Der Auslandsaufenthalt wurde auch durch Verfolgungsmaßnahmen hervorgerufen. Das BSG hat dazu in seiner Entscheidung vom 13.09.1978 (5 RJ 86/77) ausgeführt: "Der Kläger hat das Gebiet des Deutschen Reiches nach dem Kriege nicht verlassen, sondern befand sich aufgrund der Verfolgungsmaßnahmen bei Kriegsende in einem Gebiet, dessen faktische Zugehörigkeit zum Deutschen Reich mit seiner Befreiung beendet wurde, das also Ausland im Sinne des § 1251 Absatz 1 Nr. 4 RVO war. Der Auslandsaufenthalt des Klägers begann also nicht nach dem Krieg, sondern mit dem Kriegsende. Der Kläger befand sich nach seiner Befreiung ohne sein eigenes Zutun im Ausland, so dass die Verfolgungsmaßnahme als wesentliche Ursache angesehen werden muß." Auch durch die Rückkehr ins Vertreibungsgebiet – Lodz – ist die Kausalität nicht in Frage zu stellen. Wie das Sozialgericht Düsseldorf in der vom Klägerbevollmächtigten übersandten Entscheidung vom 24.04.2007 (S 10 R 158/06) ausgeführt hat, stellt sich die Rückkehr ins Heimatgebiet solange als unschädlich dar, wie der Verfolgte nur vorübergehend – beispielsweise zur Suche nach Angehörigen – ins Vertreibungsgebiet zurückkehrt, da ein solches Verhalten nahe liegend ist und es sich um eine Nachwirkung der Verfolgung handelt; anderes könne nur gelten, wenn der Verfolgte längerfristig Aufenthalt in den Vertreibungsgebieten nehme, da er dann durch sein Verhalten deutlich mache, dass er die Verfolgung als abgeschlossen betrachte und sich (freiwillig) im ehemaligen Vertreibungsgebiet niederlasse. Dem schließt sich der Senat an. Der Kläger hat sich jedoch nur von Mai 1945 bis Januar 1946 in Tschenstochau und dann bis April 1947 in Lodz zwecks Suche nach Familienangehörigen,- siehe seine eindringliche und überzeugende Erklärung vom 20.06.2004,- aufgehalten, somit nicht längerfristig.

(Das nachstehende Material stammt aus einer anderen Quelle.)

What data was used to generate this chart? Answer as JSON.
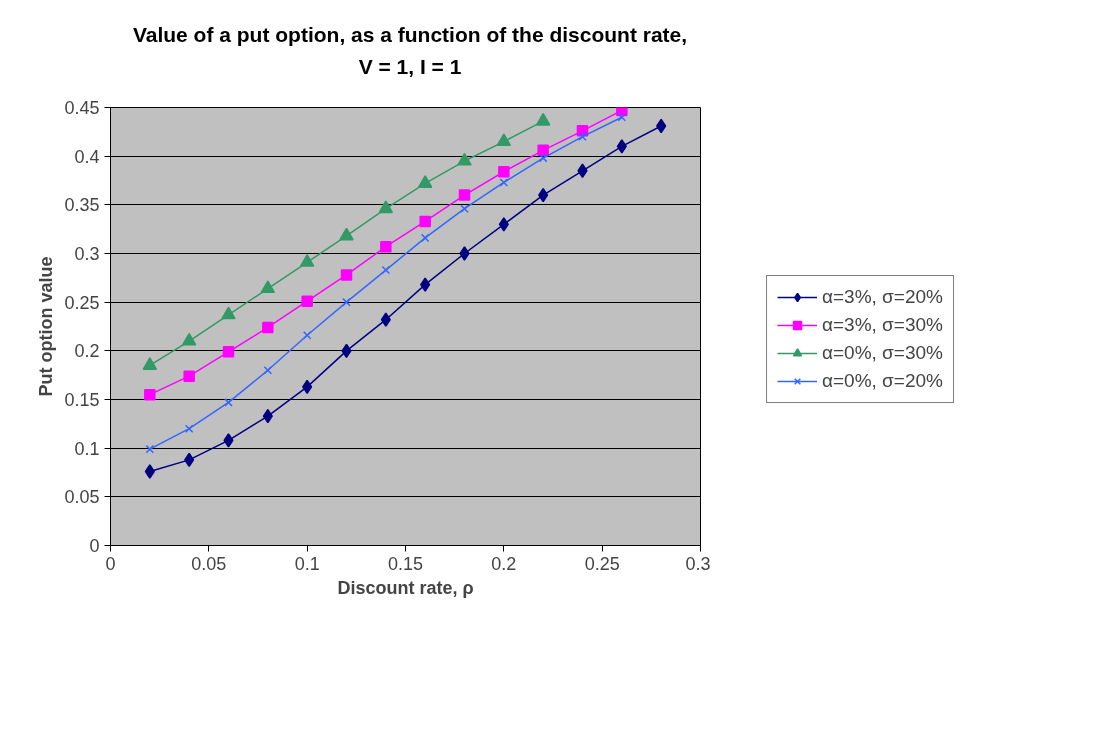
{
  "chart_data": {
    "type": "line",
    "title": "Value of a put option, as a function of the discount rate,\nV = 1, I = 1",
    "xlabel": "Discount rate, ρ",
    "ylabel": "Put option value",
    "x": [
      0.02,
      0.04,
      0.06,
      0.08,
      0.1,
      0.12,
      0.14,
      0.16,
      0.18,
      0.2,
      0.22,
      0.24,
      0.26,
      0.28
    ],
    "series": [
      {
        "name": "α=3%, σ=20%",
        "color": "#000080",
        "marker": "diamond",
        "values": [
          0.076,
          0.088,
          0.108,
          0.133,
          0.163,
          0.2,
          0.232,
          0.268,
          0.3,
          0.33,
          0.36,
          0.385,
          0.41,
          0.431
        ]
      },
      {
        "name": "α=3%, σ=30%",
        "color": "#ff00ff",
        "marker": "square",
        "values": [
          0.155,
          0.174,
          0.199,
          0.224,
          0.251,
          0.278,
          0.307,
          0.333,
          0.36,
          0.384,
          0.406,
          0.426,
          0.447,
          null
        ]
      },
      {
        "name": "α=0%, σ=30%",
        "color": "#339966",
        "marker": "triangle",
        "values": [
          0.185,
          0.21,
          0.237,
          0.264,
          0.291,
          0.318,
          0.346,
          0.372,
          0.395,
          0.415,
          0.436,
          null,
          null,
          null
        ]
      },
      {
        "name": "α=0%, σ=20%",
        "color": "#3366ff",
        "marker": "cross",
        "values": [
          0.099,
          0.12,
          0.147,
          0.18,
          0.216,
          0.25,
          0.283,
          0.316,
          0.346,
          0.373,
          0.398,
          0.42,
          0.44,
          null
        ]
      }
    ],
    "xlim": [
      0,
      0.3
    ],
    "xticks": [
      0,
      0.05,
      0.1,
      0.15,
      0.2,
      0.25,
      0.3
    ],
    "ylim": [
      0,
      0.45
    ],
    "yticks": [
      0,
      0.05,
      0.1,
      0.15,
      0.2,
      0.25,
      0.3,
      0.35,
      0.4,
      0.45
    ],
    "grid": "y",
    "legend": "right",
    "line_style": "solid"
  }
}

Auch die nachfolgenden Zwischenstationen in der Tschechoslowakei, Österreich und Italien dienten nur der Ausreise nach Israel (vgl. abermals die auch insoweit schlüssige Erklärung des Klägers vom 20.06.2004), die dann im September 1947 vollzogen war.
Aus alledem war die Berufung zurückzuweisen.
Die Kostenentscheidung beruht auf § 193 SGG.
Wegen der in Teilen grundsätzlichen Bedeutung der Rechtssache (s.o.) hat der Senat die Revision zugelassen, § 160 Absatz 2 Nr. 1 SGG.